As an aside, I think the above leads very naturally into the matrix form (that is, a first order system in two variables), relationship to eigenvalues, Jordan form, higher order systems, exponential of a matrix,  etc.

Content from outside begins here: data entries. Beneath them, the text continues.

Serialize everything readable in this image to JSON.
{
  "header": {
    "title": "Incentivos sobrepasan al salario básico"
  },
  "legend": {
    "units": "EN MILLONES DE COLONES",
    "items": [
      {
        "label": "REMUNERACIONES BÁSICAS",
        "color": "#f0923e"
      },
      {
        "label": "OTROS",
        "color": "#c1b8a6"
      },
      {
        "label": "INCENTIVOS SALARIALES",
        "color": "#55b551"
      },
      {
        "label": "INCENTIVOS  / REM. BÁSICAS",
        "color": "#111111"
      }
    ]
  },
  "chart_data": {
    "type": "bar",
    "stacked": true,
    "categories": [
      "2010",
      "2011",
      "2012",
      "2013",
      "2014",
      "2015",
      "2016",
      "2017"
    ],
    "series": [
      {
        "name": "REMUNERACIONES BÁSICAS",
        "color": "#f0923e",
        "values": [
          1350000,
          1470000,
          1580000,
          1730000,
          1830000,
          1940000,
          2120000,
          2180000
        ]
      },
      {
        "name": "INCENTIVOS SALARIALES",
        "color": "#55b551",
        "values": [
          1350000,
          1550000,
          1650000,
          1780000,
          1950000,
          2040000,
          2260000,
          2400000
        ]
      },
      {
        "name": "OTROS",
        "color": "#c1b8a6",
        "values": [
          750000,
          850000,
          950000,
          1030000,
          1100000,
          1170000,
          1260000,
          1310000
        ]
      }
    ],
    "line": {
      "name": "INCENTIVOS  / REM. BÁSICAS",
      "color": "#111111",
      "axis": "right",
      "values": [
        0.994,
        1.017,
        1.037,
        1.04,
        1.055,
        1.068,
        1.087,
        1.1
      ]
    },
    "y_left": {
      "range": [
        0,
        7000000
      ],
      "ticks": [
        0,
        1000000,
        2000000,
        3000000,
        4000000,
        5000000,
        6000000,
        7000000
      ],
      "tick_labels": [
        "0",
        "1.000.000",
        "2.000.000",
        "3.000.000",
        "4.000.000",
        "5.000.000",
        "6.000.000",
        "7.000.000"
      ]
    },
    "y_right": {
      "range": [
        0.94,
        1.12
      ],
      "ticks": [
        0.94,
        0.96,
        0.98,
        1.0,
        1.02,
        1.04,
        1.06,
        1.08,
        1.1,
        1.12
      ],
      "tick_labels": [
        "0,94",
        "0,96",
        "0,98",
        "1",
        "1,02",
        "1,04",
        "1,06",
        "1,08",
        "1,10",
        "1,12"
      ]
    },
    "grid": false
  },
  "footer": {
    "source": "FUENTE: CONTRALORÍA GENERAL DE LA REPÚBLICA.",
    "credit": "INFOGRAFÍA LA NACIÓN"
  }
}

It would be appropriate to point out that much of this generalises beyond finite-dimensional LTI systems, but more machinery and assumptions are necessary.
A: Existence and uniqueness
Let's consider
\begin{align*}
    \frac{d}{dt}\bigg[\frac{d}{dt}\bigg(x(t)\,e^{at}\bigg)\,e^{bt}\bigg]
    =0&&(1)
\end{align*}
Then
\begin{align*}
    \frac{d}{d\tau}\bigg(x(\tau)\,e^{a\tau}\bigg)\,e^{b\tau}\bigg|_{t_0}^t
    &=0\\
    \frac{d}{dt}\bigg(x(t)\,e^{at}\bigg)
    &=\dot x(t_0)\,e^{-bt+(a+b)t_0}+a\,x(t_0)\,e^{-bt+(a+b)t_0}
\end{align*}
In order to proceed with further integration, we identify two cases

*

*Case $b=0$
\begin{align*}
    \frac{d}{dt}\bigg(x(t)\,e^{at}\bigg)
    &=\dot x(t_0)\,e^{a t_0}+a\,x(t_0)\,e^{a t_0}\\
    x(t)\,e^{at}
    &=x(t_0)\,e^{at_0}+\dot x(t_0)\,e^{a t_0}\,(t-t_0)+a\,x(t_0)\,e^{a t_0}\,(t-t_0)\\
    x(t)
    &=x(t_0)\,e^{-a(t-t_0)}+\dot x(t_0)\,e^{-a(t-t_0)}\,(t-t_0)+a\,x(t_0)\,e^{-a (t-t_0)}\,(t-t_0)
\end{align*}
Eventually, solution for this case is of the form
$$\boxed{x(t)=(c_1+c_2\,t)\,e^{-at}}$$

*Case $b\neq 0$
\begin{align*}
    \frac{d}{dt}\bigg(x(t)\,e^{at}\bigg)
    &=\dot x(t_0)\,e^{-bt+(a+b)t_0}+a\,x(t_0)\,e^{-bt+(a+b)t_0}\\
    x(t)\,e^{at}
    &=x(t_0)\,e^{at_0}+\dot x(t_0)\,e^{-bt+(a+b)t_0}+a\,x(t_0)\,e^{-bt+(a+b)t_0}\\
    x(t)
    &=x(t_0)\,e^{-a(t-t_0)}-{1\over b}\,\dot x(t_0)\,e^{-a(t-t_0)-b(t-t_0)}-{a\over b}\,x(t_0)\,e^{-a(t-t_0)-b(t-t_0)}
\end{align*}
Eventually, solution for this case is of the form
$$\boxed{x(t)=c_1\,e^{-at}+c_2\,e^{-(a+b)t}}$$
With a few calculations, it's possible to prove that for suitable $a,b$ the original problem can be rewritten as problem (1), so to arrive to its solution in a direct way, and so to prove existence and uniqueness of the solutions found.
Substitutions required are the following
\begin{align*}
    \left\{\begin{matrix}
        a_{1,2}={\bar b \pm \sqrt{\bar b^2-4\,\bar c\bar a}\over 2\bar a}\\
        b_{1,2}=\mp {\sqrt{\bar b^2-4\,\bar c\bar a}\over \bar a}
    \end{matrix}\right.
\end{align*}
where $\bar a,\bar b, \bar c$ are the coefficients of the original problem.